Book Chinese Computational Linguistics and Natural Language Processing Based on Naturally Annotated Big Data

Download or read book Chinese Computational Linguistics and Natural Language Processing Based on Naturally Annotated Big Data written by Maosong Sun and published by Springer. This book was released on 2013-10-04 with total page 367 pages. Available in PDF, EPUB and Kindle. Book excerpt: This book constitutes the refereed proceedings of the 12th China National Conference on Computational Linguistics, CCL 2013, and of the First International Symposium on Natural Language Processing Based on Naturally Annotated Big Data, NLP-NABD 2013, held in Suzhou, China, in October 2013. The 32 papers presented were carefully reviewed and selected from 252 submissions. The papers are organized in topical sections on word segmentation; open-domain question answering; discourse, coreference and pragmatics; statistical and machine learning methods in NLP; semantics; text mining, open-domain information extraction and machine reading of the Web; sentiment analysis, opinion mining and text classification; lexical semantics and ontologies; language resources and annotation; machine translation; speech recognition and synthesis; tagging and chunking; and large-scale knowledge acquisition and reasoning.

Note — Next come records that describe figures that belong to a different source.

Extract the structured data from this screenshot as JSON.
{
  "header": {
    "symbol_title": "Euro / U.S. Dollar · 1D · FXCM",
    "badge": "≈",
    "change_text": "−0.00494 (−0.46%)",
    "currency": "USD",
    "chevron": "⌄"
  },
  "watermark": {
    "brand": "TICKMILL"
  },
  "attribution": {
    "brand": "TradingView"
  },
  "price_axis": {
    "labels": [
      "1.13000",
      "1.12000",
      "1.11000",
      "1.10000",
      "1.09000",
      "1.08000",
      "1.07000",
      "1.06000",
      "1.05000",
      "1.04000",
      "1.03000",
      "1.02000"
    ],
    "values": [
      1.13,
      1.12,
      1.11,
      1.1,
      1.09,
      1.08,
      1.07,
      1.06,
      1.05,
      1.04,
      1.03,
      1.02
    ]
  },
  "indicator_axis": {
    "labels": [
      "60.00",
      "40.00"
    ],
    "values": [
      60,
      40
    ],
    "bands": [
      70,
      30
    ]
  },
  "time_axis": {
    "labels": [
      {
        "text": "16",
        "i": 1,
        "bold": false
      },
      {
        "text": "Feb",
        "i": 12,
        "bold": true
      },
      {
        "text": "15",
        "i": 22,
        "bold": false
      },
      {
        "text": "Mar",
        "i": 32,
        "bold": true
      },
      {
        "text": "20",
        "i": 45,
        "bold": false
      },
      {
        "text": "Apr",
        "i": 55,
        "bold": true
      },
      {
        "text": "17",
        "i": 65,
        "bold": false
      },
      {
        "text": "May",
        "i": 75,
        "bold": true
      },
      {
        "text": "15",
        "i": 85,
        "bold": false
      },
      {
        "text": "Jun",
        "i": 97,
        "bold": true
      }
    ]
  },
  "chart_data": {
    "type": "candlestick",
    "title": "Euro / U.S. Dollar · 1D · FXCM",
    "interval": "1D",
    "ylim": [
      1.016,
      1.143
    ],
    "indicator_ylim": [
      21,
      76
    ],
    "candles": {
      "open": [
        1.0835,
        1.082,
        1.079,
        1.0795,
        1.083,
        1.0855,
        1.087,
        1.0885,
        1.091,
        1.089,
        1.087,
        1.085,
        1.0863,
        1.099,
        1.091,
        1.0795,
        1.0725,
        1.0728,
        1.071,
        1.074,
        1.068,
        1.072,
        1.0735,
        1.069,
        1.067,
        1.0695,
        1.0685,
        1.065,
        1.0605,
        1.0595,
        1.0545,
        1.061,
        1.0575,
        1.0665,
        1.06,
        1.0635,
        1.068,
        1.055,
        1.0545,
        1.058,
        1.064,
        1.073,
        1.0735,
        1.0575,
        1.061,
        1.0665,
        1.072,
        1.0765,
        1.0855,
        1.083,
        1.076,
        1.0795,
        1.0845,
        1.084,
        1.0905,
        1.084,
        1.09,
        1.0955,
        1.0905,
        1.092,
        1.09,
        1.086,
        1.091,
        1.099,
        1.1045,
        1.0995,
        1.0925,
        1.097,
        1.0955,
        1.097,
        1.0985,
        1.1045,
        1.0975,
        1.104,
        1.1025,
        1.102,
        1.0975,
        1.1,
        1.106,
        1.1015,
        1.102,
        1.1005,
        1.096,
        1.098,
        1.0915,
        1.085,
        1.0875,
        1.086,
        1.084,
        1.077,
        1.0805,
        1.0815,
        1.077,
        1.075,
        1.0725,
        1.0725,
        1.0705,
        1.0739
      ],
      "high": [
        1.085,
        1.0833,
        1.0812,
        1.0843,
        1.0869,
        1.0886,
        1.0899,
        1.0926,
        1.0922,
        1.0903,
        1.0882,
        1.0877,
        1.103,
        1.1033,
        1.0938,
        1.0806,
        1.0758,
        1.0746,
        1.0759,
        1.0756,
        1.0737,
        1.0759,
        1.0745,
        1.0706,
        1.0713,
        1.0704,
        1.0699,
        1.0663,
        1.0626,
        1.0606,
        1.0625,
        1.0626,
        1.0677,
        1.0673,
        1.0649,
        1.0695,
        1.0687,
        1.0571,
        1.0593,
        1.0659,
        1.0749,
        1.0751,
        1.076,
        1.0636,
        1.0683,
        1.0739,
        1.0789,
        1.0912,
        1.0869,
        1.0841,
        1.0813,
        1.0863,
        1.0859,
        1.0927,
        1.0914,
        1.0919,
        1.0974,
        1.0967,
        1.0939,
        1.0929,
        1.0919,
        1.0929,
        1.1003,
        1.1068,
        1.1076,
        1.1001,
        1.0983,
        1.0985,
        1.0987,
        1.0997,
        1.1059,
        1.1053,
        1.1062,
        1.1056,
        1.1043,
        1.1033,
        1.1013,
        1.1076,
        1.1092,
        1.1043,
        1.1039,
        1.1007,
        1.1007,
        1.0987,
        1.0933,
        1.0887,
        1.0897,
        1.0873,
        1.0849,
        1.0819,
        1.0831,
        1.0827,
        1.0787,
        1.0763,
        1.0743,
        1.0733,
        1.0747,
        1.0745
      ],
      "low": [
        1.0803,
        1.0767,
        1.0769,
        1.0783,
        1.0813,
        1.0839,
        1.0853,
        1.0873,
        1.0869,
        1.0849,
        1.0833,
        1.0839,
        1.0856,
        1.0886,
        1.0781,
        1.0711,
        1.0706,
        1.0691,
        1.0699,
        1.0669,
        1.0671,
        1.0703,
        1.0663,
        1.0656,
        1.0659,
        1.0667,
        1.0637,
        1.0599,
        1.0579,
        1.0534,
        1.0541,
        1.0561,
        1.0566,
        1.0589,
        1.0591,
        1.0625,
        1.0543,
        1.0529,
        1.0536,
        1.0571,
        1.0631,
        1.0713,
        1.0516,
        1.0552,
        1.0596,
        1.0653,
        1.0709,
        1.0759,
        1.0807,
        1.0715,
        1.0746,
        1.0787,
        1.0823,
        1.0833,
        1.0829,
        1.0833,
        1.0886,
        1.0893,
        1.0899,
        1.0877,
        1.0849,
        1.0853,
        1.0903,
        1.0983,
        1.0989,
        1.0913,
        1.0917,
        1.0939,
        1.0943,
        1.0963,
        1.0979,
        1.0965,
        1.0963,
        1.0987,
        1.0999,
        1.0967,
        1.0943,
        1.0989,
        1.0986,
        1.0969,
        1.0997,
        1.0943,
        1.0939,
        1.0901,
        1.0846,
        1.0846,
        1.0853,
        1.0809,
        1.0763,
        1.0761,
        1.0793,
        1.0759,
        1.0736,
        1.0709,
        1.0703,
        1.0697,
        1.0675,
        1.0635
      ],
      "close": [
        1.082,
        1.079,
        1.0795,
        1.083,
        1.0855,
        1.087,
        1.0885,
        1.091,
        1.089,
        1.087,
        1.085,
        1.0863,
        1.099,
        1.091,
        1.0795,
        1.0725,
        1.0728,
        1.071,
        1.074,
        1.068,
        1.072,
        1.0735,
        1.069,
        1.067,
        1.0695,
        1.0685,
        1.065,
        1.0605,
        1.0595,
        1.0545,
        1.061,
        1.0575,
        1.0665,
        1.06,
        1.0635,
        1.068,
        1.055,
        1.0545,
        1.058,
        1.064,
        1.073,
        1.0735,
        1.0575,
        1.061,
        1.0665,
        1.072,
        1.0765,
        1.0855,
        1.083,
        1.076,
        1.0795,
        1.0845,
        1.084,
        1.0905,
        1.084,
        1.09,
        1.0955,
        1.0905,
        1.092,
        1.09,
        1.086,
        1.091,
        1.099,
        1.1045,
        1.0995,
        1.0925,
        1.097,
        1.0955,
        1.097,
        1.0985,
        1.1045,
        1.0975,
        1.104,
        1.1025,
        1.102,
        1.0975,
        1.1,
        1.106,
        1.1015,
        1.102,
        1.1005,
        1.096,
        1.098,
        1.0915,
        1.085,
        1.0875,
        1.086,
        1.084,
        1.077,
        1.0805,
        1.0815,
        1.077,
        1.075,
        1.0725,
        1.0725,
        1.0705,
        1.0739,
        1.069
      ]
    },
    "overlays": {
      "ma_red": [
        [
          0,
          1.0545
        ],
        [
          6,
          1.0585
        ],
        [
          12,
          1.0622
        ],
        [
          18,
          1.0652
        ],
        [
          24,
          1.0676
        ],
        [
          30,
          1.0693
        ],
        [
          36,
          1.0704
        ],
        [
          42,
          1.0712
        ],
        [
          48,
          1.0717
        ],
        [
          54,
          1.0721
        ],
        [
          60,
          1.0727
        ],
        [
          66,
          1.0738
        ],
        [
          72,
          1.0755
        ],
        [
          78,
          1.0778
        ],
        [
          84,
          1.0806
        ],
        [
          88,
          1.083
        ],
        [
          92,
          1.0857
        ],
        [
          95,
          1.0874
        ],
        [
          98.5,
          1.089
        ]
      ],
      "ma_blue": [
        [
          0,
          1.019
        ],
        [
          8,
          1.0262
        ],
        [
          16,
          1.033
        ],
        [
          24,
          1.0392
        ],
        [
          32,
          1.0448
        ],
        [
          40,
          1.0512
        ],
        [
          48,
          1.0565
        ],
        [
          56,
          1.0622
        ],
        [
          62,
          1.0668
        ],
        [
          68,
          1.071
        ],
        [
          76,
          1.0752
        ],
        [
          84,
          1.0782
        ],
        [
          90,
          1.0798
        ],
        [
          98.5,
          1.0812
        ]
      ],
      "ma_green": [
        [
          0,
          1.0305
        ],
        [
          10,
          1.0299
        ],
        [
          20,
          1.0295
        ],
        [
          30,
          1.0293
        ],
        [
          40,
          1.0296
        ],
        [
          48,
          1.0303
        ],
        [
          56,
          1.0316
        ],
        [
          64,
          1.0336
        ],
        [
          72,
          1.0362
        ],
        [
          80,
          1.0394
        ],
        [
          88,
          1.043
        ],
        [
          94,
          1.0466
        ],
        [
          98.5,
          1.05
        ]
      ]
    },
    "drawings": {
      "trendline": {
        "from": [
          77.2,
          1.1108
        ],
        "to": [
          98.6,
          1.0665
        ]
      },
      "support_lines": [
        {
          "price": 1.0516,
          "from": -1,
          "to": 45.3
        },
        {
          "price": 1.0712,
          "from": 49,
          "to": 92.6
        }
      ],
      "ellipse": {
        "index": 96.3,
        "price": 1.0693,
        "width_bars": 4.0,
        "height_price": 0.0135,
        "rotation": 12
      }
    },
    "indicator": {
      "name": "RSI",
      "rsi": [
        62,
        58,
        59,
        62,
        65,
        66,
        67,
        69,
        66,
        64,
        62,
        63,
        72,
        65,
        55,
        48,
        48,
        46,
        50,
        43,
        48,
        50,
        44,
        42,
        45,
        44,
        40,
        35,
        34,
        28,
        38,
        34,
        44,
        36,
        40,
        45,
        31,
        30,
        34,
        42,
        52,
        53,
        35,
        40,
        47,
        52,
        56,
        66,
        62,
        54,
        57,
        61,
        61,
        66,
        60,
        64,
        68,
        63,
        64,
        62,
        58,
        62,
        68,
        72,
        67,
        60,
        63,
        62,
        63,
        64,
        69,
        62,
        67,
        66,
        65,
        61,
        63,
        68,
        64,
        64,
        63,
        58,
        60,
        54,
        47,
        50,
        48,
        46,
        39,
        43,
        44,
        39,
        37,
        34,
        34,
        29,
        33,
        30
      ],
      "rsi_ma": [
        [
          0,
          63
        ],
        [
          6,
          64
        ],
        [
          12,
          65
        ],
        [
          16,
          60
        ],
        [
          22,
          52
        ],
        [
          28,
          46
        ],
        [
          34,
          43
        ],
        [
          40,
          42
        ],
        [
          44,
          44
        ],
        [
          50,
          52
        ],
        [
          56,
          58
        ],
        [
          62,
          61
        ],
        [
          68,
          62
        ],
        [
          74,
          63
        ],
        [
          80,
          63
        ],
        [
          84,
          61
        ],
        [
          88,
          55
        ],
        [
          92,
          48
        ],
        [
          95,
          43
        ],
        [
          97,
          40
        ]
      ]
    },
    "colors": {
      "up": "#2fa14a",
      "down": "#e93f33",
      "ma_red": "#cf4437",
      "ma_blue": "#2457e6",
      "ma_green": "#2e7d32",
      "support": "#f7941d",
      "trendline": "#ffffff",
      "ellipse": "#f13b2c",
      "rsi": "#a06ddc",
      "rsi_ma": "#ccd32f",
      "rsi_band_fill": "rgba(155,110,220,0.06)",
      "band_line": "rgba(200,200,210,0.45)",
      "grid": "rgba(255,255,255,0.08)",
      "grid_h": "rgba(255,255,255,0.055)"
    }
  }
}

Book Syntactic N grams in Computational Linguistics

Download or read book Syntactic N grams in Computational Linguistics written by Grigori Sidorov and published by . This book was released on 2019 with total page pages. Available in PDF, EPUB and Kindle. Book excerpt: This book is about a new approach in the field of computational linguistics related to the idea of constructing n-grams in non-linear manner, while the traditional approach consists in using the data from the surface structure of texts, i.e., the linear structure. In this book, we propose and systematize the concept of syntactic n-grams, which allows using syntactic information within the automatic text processing methods related to classification or clustering. It is a very interesting example of application of linguistic information in the automatic (computational) methods. Roughly speaking, the suggestion is to follow syntactic trees and construct n-grams based on paths in these trees. There are several types of non-linear n-grams; future work should determine, which types of n-grams are more useful in which natural language processing (NLP) tasks. This book is intended for specialists in the field of computational linguistics. However, we made an effort to explain in a clear manner how to use n-grams; we provide a large number of examples, and therefore we believe that the book is also useful for graduate students who already have some previous background in the field.